年齡最長的韓鳳亭惋惜了一聲,緩緩說出自己的安排。

一旁的眾人聞言,也不再多言,紛紛動起手來。

圍觀而來的許多同學,立馬散開,到處尋找能使用的熱水袋。

金仁誠更是跑了一趟家裡,取來一些紅糖,遞給了韓鳳亭。

韓鳳亭接過後,迅速轉身找來一隻乾淨的陶碗,用溫水將紅糖化開,又兌了些溫熱的鹽水,輕輕攪勻,試了試溫度,才端著碗走到患者身旁。

他俯下身,將溫熱的糖鹽水小心翼翼地湊到男子嘴邊,試圖撬開他緊閉的牙關。可男子牙關緊咬,毫無反應,糖水順著嘴角溢位,浸溼了衣襟。

“這樣不行,他吞嚥不了,得想辦法。”

韓鳳亭眉頭緊鎖,看向一眾同仁。

高靜山見狀,一手扶著患者的肩膀,另一隻手用棉布蘸著糖鹽水,一點點溼潤患者的嘴唇,又極其小心地將棉布邊緣的糖鹽水緩緩滴入患者口中,動作輕柔得彷彿生怕驚擾了那微弱的生機。

另一邊,馬鳴川和幾個同學已經找來了七八個熱水袋,大家七手八腳地往熱水袋裡灌入溫水,擰緊蓋子。

又用乾淨的棉布仔細裹好,按照韓鳳亭的吩咐,輕輕掀開患者蓋著的薄被,將熱水袋分別放置在患者腋下、心口和大腿根部,仔細將被褥重新蓋好,儘量不讓一絲熱氣散出。
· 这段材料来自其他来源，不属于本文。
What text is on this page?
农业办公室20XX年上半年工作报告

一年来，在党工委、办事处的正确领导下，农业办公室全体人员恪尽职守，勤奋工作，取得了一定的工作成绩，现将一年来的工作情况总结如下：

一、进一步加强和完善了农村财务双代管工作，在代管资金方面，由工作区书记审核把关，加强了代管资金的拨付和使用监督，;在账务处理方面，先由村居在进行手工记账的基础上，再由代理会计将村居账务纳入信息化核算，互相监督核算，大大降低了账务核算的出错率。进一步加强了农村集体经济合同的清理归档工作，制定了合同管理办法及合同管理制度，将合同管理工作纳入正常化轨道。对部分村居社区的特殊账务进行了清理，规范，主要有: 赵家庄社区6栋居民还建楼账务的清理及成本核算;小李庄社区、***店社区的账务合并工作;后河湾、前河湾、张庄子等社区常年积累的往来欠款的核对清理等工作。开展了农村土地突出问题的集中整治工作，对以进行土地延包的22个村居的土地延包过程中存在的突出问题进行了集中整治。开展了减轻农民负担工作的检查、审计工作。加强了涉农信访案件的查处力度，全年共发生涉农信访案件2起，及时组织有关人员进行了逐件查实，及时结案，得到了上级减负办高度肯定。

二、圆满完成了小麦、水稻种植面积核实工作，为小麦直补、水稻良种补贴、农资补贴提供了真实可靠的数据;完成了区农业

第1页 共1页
王乾澤點了點頭,看著男子毫無生氣的面龐,心中暗暗祈禱,希望這番急救措施能起作用。

秦靈塵站在一旁,目光緊緊盯著患者蒼白如紙的臉,眉頭緊鎖,嘴裡雖沒再說話,眼神裡卻滿是凝重與無奈。

他深知,此刻每一步操作都如同在懸崖邊行走,稍有不慎,便可能將患者推向絕境。

時間在緊張的氛圍中緩緩流逝,屋內靜得只能聽見眾人細微的呼吸聲和熱水袋偶爾發出的輕微聲響。

這破敗的土坯房門口,也聚集了諸多圍觀的鄉親。彼此間默契的低語聲在人群裡起伏,討論著裡面的病患情況。

有人踮著腳尖往屋裡張望,卻被前面的人擋住了視線,只能伸長脖子,目光裡滿是焦急與好奇。

人群中,一位頭髮花白的老嫗顫巍巍地向前挪了挪,手裡攥著個粗瓷碗,聲音帶著幾分急切。

“大夫,俺家裡還存著點薑湯,雖說不是啥金貴東西,可驅寒暖身或許能頂些用,能不能給這後生試試?”

韓鳳亭聞聲望去,見是位年長的婆婆,眼中閃過一絲感激,連忙點頭應下。

老嫗顫巍巍轉身擠出人群,不多時便端著熱氣騰騰的薑湯折返,小心翼翼地遞到一位學生手中。

韓鳳亭接過薑湯,先湊近鼻尖輕嗅,確認姜味醇厚卻不刺鼻,又用指尖試了試溫度,才轉身看向高靜山。

高靜山立刻會意,配合著再次扶穩患者,用棉布蘸著薑湯,仿照方才喂糖鹽水的方式,一點點將溫熱的湯汁潤進患者口中。

馬鳴川和幾個同學守在熱水袋旁,時不時伸手探探患者身下的溫度,確保熱水袋的熱量能持續傳遞。

有人小聲提醒。

“要不要再換一批熱水袋?感覺溫度好像降了點。”

馬鳴川搖了搖頭,壓低聲音道。

“先別急,頻繁更換容易驚擾患者,等過一刻鐘再看看。”

王乾澤深吸一口氣,目光落在男子臉上,沉聲道。

“先保持這個狀態,持續觀察。高老哥,你看,他目前的呼吸和脈搏,比剛才有沒有一絲好轉的跡象?”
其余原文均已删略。